CFE-CMStatistics 2024: Start Registration
View Submission - CFECMStatistics2024
A1197
Title: Advances in data analysis using aggregated data Authors:  Boris Beranger - University of New South Wales (Australia) [presenting]
Scott Sisson - University of New South Wales (Austria)
Prosha Rahman - University of New South Wales (Australia)
Ahmad Hakiim Jamaluddin - University of New South Wales (Australia)

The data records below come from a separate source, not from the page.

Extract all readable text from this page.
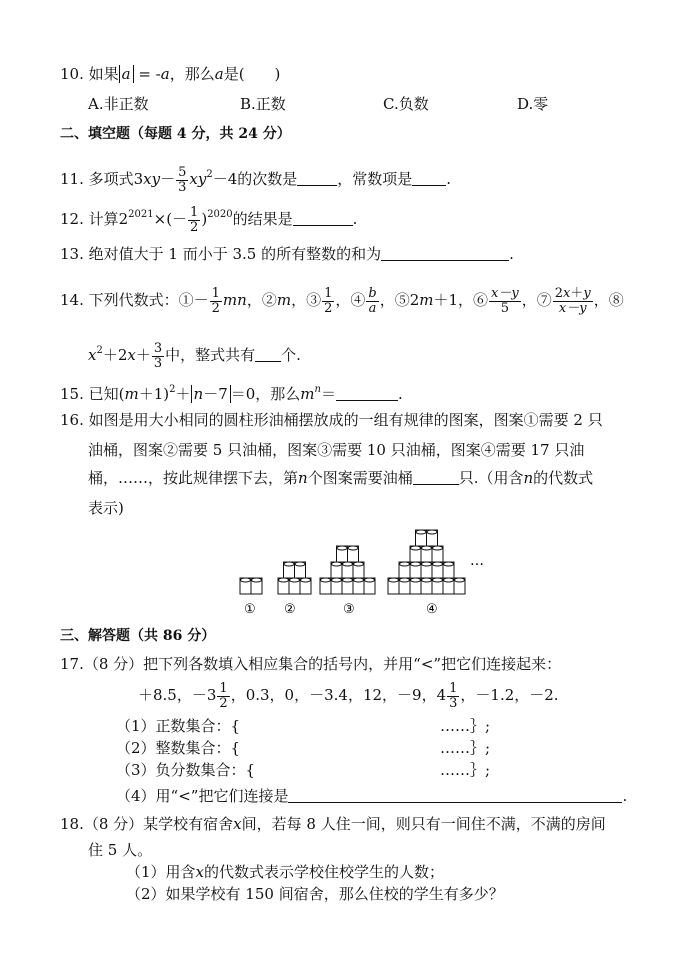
10. 如果 a = -a，那么a是(　　)
A.非正数	B.正数	C.负数	D.零
二、填空题（每题 4 分，共 24 分）
11. 多项式$3xy- \frac{5}{3} xy^2-4$的次数是	，常数项是 .
12. 计算$2^{2021}\times(- \frac{1}{2} )^{2020}$的结果是	.
13. 绝对值大于 1 而小于 3.5 的所有整数的和为	.
14. 下列代数式：①－ $\frac{1}{2}$ mn，②m，③ $\frac{1}{2}$ ，④ $\frac{b}{a}$ ，⑤2m＋1，⑥ $\frac{x-y}{5}$ ，⑦ $\frac{2x+y}{x-y}$ ，⑧
$x^2+2x+ \frac{3}{3}$ 中，整式共有 个.
15. 已知$(m+1)^2+ n-7 =0$，那么$m^n=$	.
16. 如图是用大小相同的圆柱形油桶摆放成的一组有规律的图案，图案①需要 2 只
油桶，图案②需要 5 只油桶，图案③需要 10 只油桶，图案④需要 17 只油
桶，……，按此规律摆下去，第n个图案需要油桶	只.（用含n的代数式
表示)
…
① ②	③	④
三、解答题（共 86 分）
17.（8 分）把下列各数填入相应集合的括号内，并用“<”把它们连接起来：
＋8.5，$-3 \frac{1}{2}$ ，0.3，0，－3.4，12，－9，$4 \frac{1}{3}$ ，－1.2，－2.
（1）正数集合：{	……｝;
（2）整数集合：{	……｝;
（3）负分数集合：{	……｝;
（4）用“<”把它们连接是	.
18.（8 分）某学校有宿舍x间，若每 8 人住一间，则只有一间住不满，不满的房间
住 5 人。
（1）用含x的代数式表示学校住校学生的人数；
（2）如果学校有 150 间宿舍，那么住校的学生有多少？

Abstract: The necessity for faster and more efficient statistical modelling techniques has been motivated by the rise of big and complex data. For example, the huge volume of internet data collected on a daily basis implies that simple statistical models cannot be fitted on a regular computer and sometimes even be stored. One strategy is to reduce the amount of data by aggregating it into summaries and to perform an analysis on the summaries themselves. For a general aggregated function, a likelihood-based approach is proposed to fit statistical models defined at the underlying data level. Theoretical guarantees about those maximum likelihood estimators are established, including consistency results for generic continuous aggregation functions. The important yet (almost) unexplored topic of summary design is then dived into. Focusing on the family of (univariate) random bin histogram aggregation functions and developing a methodology to provide some answers to the burning question: how many bins do we need and where to place them? Some simulation experiments are provided to illustrate the insights drawn from the methodology.